Isran juga enggan menanggapi kemungkinan munculnya aksi penolakan publik apabila wacana tersebut disepakati di tingkat nasional.
“Itu urusan nanti. Saya tidak tahu,” jawabnya enggan berspekulasi.
Wacana pilkada lewat DPRD kembali menguat menjelang pembahasan RUU Pemilu. Gagasan ini pertama kali dilontarkan Ketua Umum PKB Muhaimin Iskandar pada Juli 2025, kemudian diperkuat Ketua Umum Partai Golkar Bahlil Lahadalia pada Desember 2025. Usulan tersebut memperoleh dukungan Partai Gerindra dan Presiden Prabowo Subianto dengan alasan efisiensi anggaran serta upaya menekan politik uang.
Sejumlah partai lain memiliki sikap beragam. Golkar dan Demokrat membuka ruang kajian pilkada lewat DPRD dengan catatan tetap mempertimbangkan aspirasi publik.
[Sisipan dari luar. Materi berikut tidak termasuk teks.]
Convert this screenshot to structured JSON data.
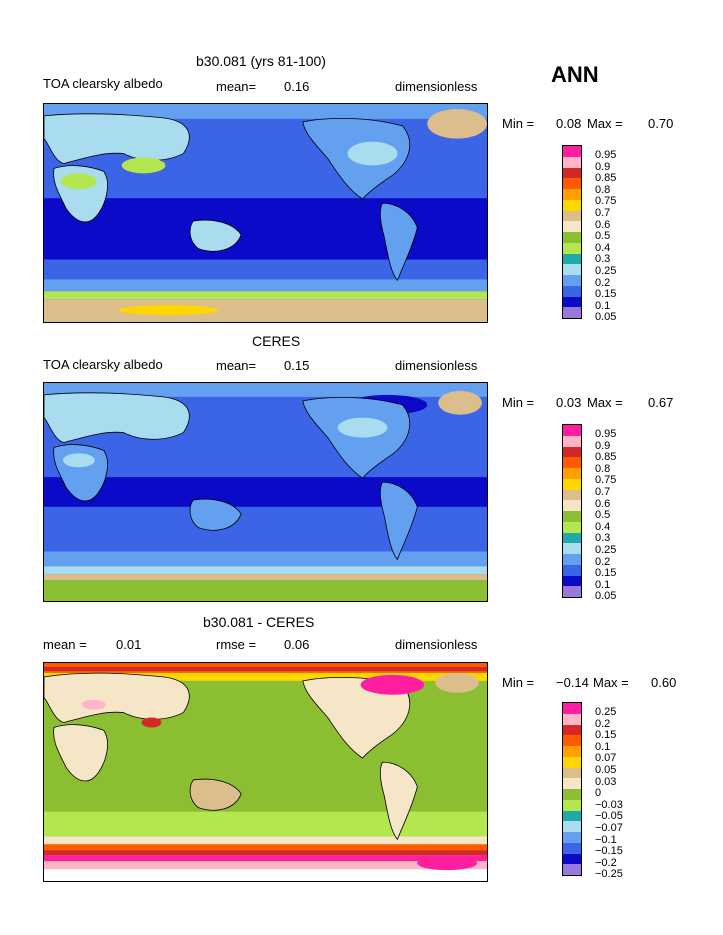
{
  "header": {
    "season": "ANN"
  },
  "panels": [
    {
      "title": "b30.081 (yrs 81-100)",
      "left_label": "TOA clearsky albedo",
      "center_label": "mean=",
      "center_value": "0.16",
      "right_label": "dimensionless",
      "min_label": "Min =",
      "min_value": "0.08",
      "max_label": "Max =",
      "max_value": "0.70",
      "levels": [
        "0.95",
        "0.9",
        "0.85",
        "0.8",
        "0.75",
        "0.7",
        "0.6",
        "0.5",
        "0.4",
        "0.3",
        "0.25",
        "0.2",
        "0.15",
        "0.1",
        "0.05"
      ],
      "colors": [
        "#ff1ea0",
        "#ffb4c8",
        "#d22828",
        "#ff5a00",
        "#ffa000",
        "#ffd700",
        "#dcbe8c",
        "#f5e6c8",
        "#8cbe32",
        "#b4e650",
        "#1eaaaa",
        "#aadcf0",
        "#64a0f0",
        "#3c64e6",
        "#0a0ac8",
        "#9a78dc"
      ]
    },
    {
      "title": "CERES",
      "left_label": "TOA clearsky albedo",
      "center_label": "mean=",
      "center_value": "0.15",
      "right_label": "dimensionless",
      "min_label": "Min =",
      "min_value": "0.03",
      "max_label": "Max =",
      "max_value": "0.67",
      "levels": [
        "0.95",
        "0.9",
        "0.85",
        "0.8",
        "0.75",
        "0.7",
        "0.6",
        "0.5",
        "0.4",
        "0.3",
        "0.25",
        "0.2",
        "0.15",
        "0.1",
        "0.05"
      ],
      "colors": [
        "#ff1ea0",
        "#ffb4c8",
        "#d22828",
        "#ff5a00",
        "#ffa000",
        "#ffd700",
        "#dcbe8c",
        "#f5e6c8",
        "#8cbe32",
        "#b4e650",
        "#1eaaaa",
        "#aadcf0",
        "#64a0f0",
        "#3c64e6",
        "#0a0ac8",
        "#9a78dc"
      ]
    },
    {
      "title": "b30.081 - CERES",
      "left_label": "mean =",
      "left_value": "0.01",
      "center_label": "rmse =",
      "center_value": "0.06",
      "right_label": "dimensionless",
      "min_label": "Min =",
      "min_value": "−0.14",
      "max_label": "Max =",
      "max_value": "0.60",
      "levels": [
        "0.25",
        "0.2",
        "0.15",
        "0.1",
        "0.07",
        "0.05",
        "0.03",
        "0",
        "−0.03",
        "−0.05",
        "−0.07",
        "−0.1",
        "−0.15",
        "−0.2",
        "−0.25"
      ],
      "colors": [
        "#ff1ea0",
        "#ffb4c8",
        "#d22828",
        "#ff5a00",
        "#ffa000",
        "#ffd700",
        "#dcbe8c",
        "#f5e6c8",
        "#8cbe32",
        "#b4e650",
        "#1eaaaa",
        "#aadcf0",
        "#64a0f0",
        "#3c64e6",
        "#0a0ac8",
        "#9a78dc"
      ]
    }
  ]
}
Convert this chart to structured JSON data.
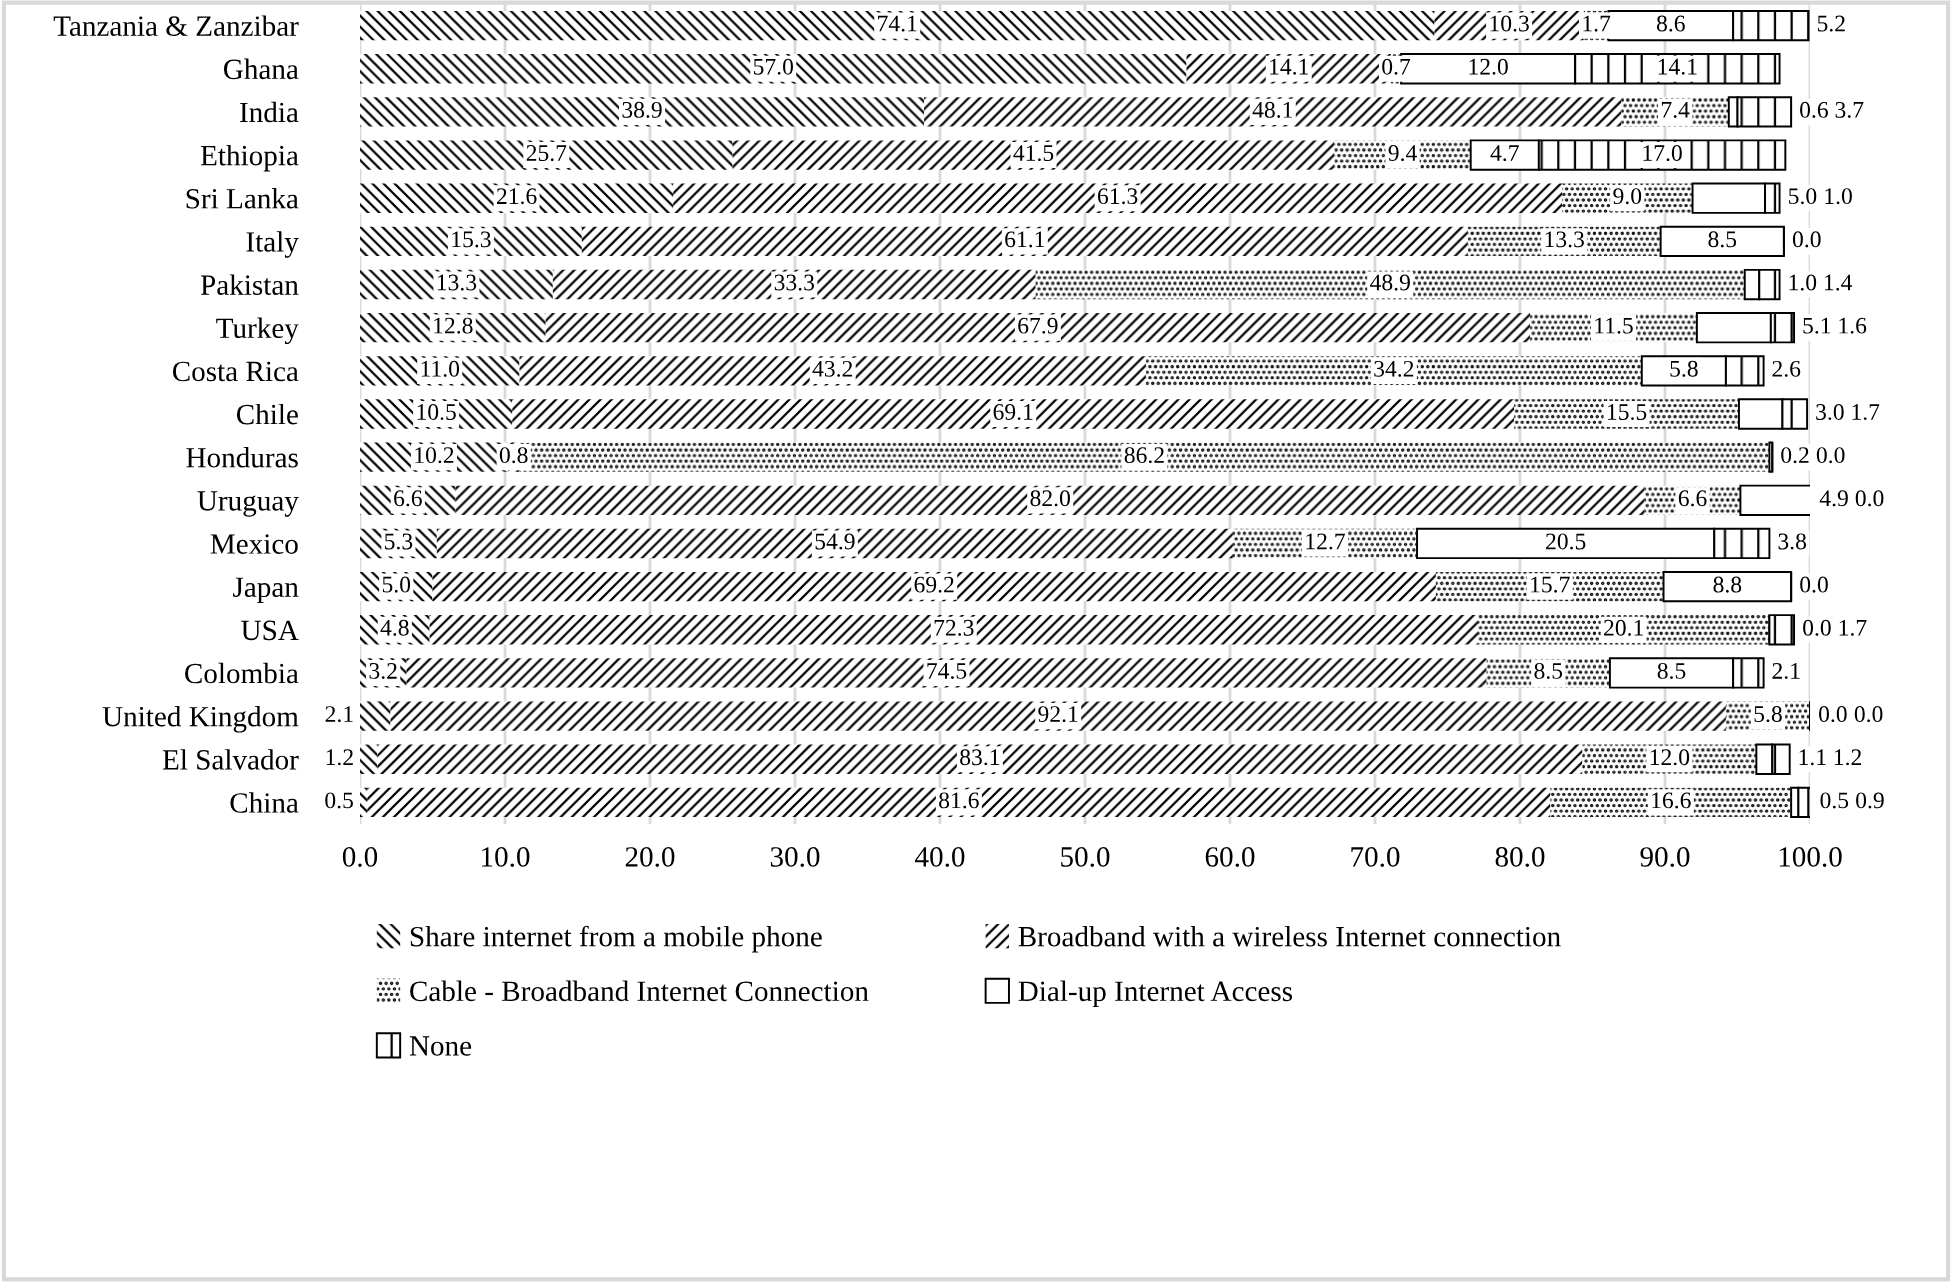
{
  "chart_data": {
    "type": "bar",
    "orientation": "horizontal",
    "stacked": true,
    "grid": "x",
    "legend": "bottom",
    "categories": [
      "Tanzania & Zanzibar",
      "Ghana",
      "India",
      "Ethiopia",
      "Sri Lanka",
      "Italy",
      "Pakistan",
      "Turkey",
      "Costa Rica",
      "Chile",
      "Honduras",
      "Uruguay",
      "Mexico",
      "Japan",
      "USA",
      "Colombia",
      "United Kingdom",
      "El Salvador",
      "China"
    ],
    "xlim": [
      0,
      100
    ],
    "xticks": [
      {
        "value": 0,
        "label": "0.0"
      },
      {
        "value": 10,
        "label": "10.0"
      },
      {
        "value": 20,
        "label": "20.0"
      },
      {
        "value": 30,
        "label": "30.0"
      },
      {
        "value": 40,
        "label": "40.0"
      },
      {
        "value": 50,
        "label": "50.0"
      },
      {
        "value": 60,
        "label": "60.0"
      },
      {
        "value": 70,
        "label": "70.0"
      },
      {
        "value": 80,
        "label": "80.0"
      },
      {
        "value": 90,
        "label": "90.0"
      },
      {
        "value": 100,
        "label": "100.0"
      }
    ],
    "series": [
      {
        "name": "Share internet from a mobile phone",
        "color": "#000000",
        "values": [
          74.1,
          57.0,
          38.9,
          25.7,
          21.6,
          15.3,
          13.3,
          12.8,
          11.0,
          10.5,
          10.2,
          6.6,
          5.3,
          5.0,
          4.8,
          3.2,
          2.1,
          1.2,
          0.5
        ],
        "value_labels": [
          "74.1",
          "57.0",
          "38.9",
          "25.7",
          "21.6",
          "15.3",
          "13.3",
          "12.8",
          "11.0",
          "10.5",
          "10.2",
          "6.6",
          "5.3",
          "5.0",
          "4.8",
          "3.2",
          "2.1",
          "1.2",
          "0.5"
        ]
      },
      {
        "name": "Broadband with a wireless Internet connection",
        "color": "#000000",
        "values": [
          10.3,
          14.1,
          48.1,
          41.5,
          61.3,
          61.1,
          33.3,
          67.9,
          43.2,
          69.1,
          0.8,
          82.0,
          54.9,
          69.2,
          72.3,
          74.5,
          92.1,
          83.1,
          81.6
        ],
        "value_labels": [
          "10.3",
          "14.1",
          "48.1",
          "41.5",
          "61.3",
          "61.1",
          "33.3",
          "67.9",
          "43.2",
          "69.1",
          "0.8",
          "82.0",
          "54.9",
          "69.2",
          "72.3",
          "74.5",
          "92.1",
          "83.1",
          "81.6"
        ]
      },
      {
        "name": "Cable - Broadband Internet Connection",
        "color": "#000000",
        "values": [
          1.7,
          0.7,
          7.4,
          9.4,
          9.0,
          13.3,
          48.9,
          11.5,
          34.2,
          15.5,
          86.2,
          6.6,
          12.7,
          15.7,
          20.1,
          8.5,
          5.8,
          12.0,
          16.6
        ],
        "value_labels": [
          "1.7",
          "0.7",
          "7.4",
          "9.4",
          "9.0",
          "13.3",
          "48.9",
          "11.5",
          "34.2",
          "15.5",
          "86.2",
          "6.6",
          "12.7",
          "15.7",
          "20.1",
          "8.5",
          "5.8",
          "12.0",
          "16.6"
        ]
      },
      {
        "name": "Dial-up Internet Access",
        "color": "#000000",
        "values": [
          8.6,
          12.0,
          0.6,
          4.7,
          5.0,
          8.5,
          1.0,
          5.1,
          5.8,
          3.0,
          0.2,
          4.9,
          20.5,
          8.8,
          0.0,
          8.5,
          0.0,
          1.1,
          0.5
        ],
        "value_labels": [
          "8.6",
          "12.0",
          "0.6",
          "4.7",
          "5.0",
          "8.5",
          "1.0",
          "5.1",
          "5.8",
          "3.0",
          "0.2",
          "4.9",
          "20.5",
          "8.8",
          "0.0",
          "8.5",
          "0.0",
          "1.1",
          "0.5"
        ]
      },
      {
        "name": "None",
        "color": "#000000",
        "values": [
          5.2,
          14.1,
          3.7,
          17.0,
          1.0,
          0.0,
          1.4,
          1.6,
          2.6,
          1.7,
          0.0,
          0.0,
          3.8,
          0.0,
          1.7,
          2.1,
          0.0,
          1.2,
          0.9
        ],
        "value_labels": [
          "5.2",
          "14.1",
          "3.7",
          "17.0",
          "1.0",
          "0.0",
          "1.4",
          "1.6",
          "2.6",
          "1.7",
          "0.0",
          "0.0",
          "3.8",
          "0.0",
          "1.7",
          "2.1",
          "0.0",
          "1.2",
          "0.9"
        ]
      }
    ]
  }
}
PAN menyatakan dukungan bersyarat selama mekanisme berjalan demokratis dan tidak memicu konflik. Di sisi lain, PDI Perjuangan secara konsisten menolak perubahan sistem tersebut karena dinilai menggerus hak rakyat untuk memilih pemimpin secara langsung.
Penolakan juga datang dari partai-partai nonparlemen yang tergabung dalam Gerakan Kedaulatan Suara Rakyat (GKSR), seperti Partai Buruh, PPP, Hanura, Perindo, Partai Ummat, PBB, dan Berkarya. Kelompok ini menilai persoalan politik uang tidak dapat diselesaikan dengan memindahkan pemilihan ke DPRD.
Dari sisi konstitusional, Mahkamah Konstitusi melalui sejumlah putusan antara lain Putusan Nomor 55/PUU-XVII/2019 dan Putusan Nomor 110/PUU-XXIII/2025 menempatkan pilkada sebagai bagian dari model pemilu yang harus dilaksanakan secara langsung.
Putusan tersebut memperluas makna Pasal 22E UUD 1945 sehingga pemilihan gubernur, bupati, dan wali kota dipandang sebagai mandat konstitusional yang tidak dapat diubah hanya melalui pertimbangan teknis.
MK juga menunjukkan ketegasan dalam penegakan hukum pilkada, termasuk mendiskualifikasi pasangan calon dan memerintahkan pemungutan suara ulang dalam perkara politik uang. Rangkaian putusan ini memperlihatkan bahwa persoalan biaya politik tinggi tidak dijadikan alasan untuk menarik pilkada dari tangan rakyat.